I’m going to teach you a surprisingly effective trick for estimating better, but first I need to talk about dressing up vacuum cleaners.

Ze Frank is a pretty creative guy, but what makes him really interesting to me is his ability to make other people creative. It’s what he does. He catalyzes creativity, frequently among those who don’t consider themselves creative. And when he talks about how he does it, he talks about the value of constraint.

Asked to go and “be creative,” he notes, most people shut down. So, instead, he asks for something more specific. He asked them to make a whole earth sandwich; they made a few. He asked people to send in pictures of vacuum cleaners dressed as people. He got 215. Constraining people, forcing them to solve a smaller problem, made them better at it.

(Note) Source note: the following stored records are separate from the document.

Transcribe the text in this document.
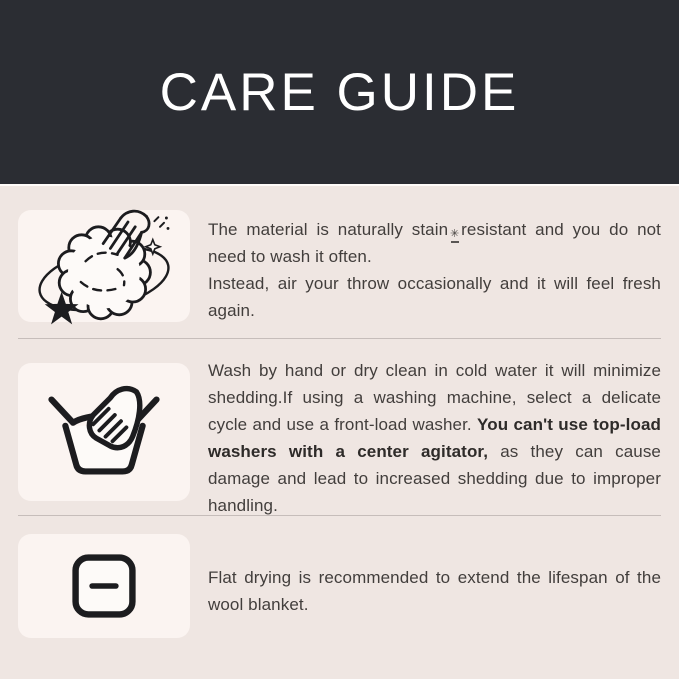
CARE GUIDE

The material is naturally stain ✳ resistant and you do not need to wash it often.
Instead, air your throw occasionally and it will feel fresh again.

Wash by hand or dry clean in cold water it will minimize shedding.If using a washing machine, select a delicate cycle and use a front-load washer. You can't use top-load washers with a center agitator, as they can cause damage and lead to increased shedding due to improper handling.

Flat drying is recommended to extend the lifespan of the wool blanket.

Creativity isn’t the only thing that benefits from constraint. Asking engineers (or, really, anyone) for “an estimate” is basically akin to asking them to “be creative.” They know what examples of the thing in question look like, they understand that it’s a reasonable request, they just don’t actually know how to get there from here, much less how to be accurate about it.

Back in the sixties, NASA and the US DoD were spending a great deal of money on engineering. They therefore took a keen interest in improving planning and estimation, not unlike the interest you might take if someone was setting all of your money on fire. Out of this interest sprung the mellifluously titled “PERT/COST SYSTEMS DESIGN” which, on the subject of estimation, made this central observation:

If you ask engineers for 3 estimates (Best Case, Most Likely, Worst Case) instead of 1, you get different answers.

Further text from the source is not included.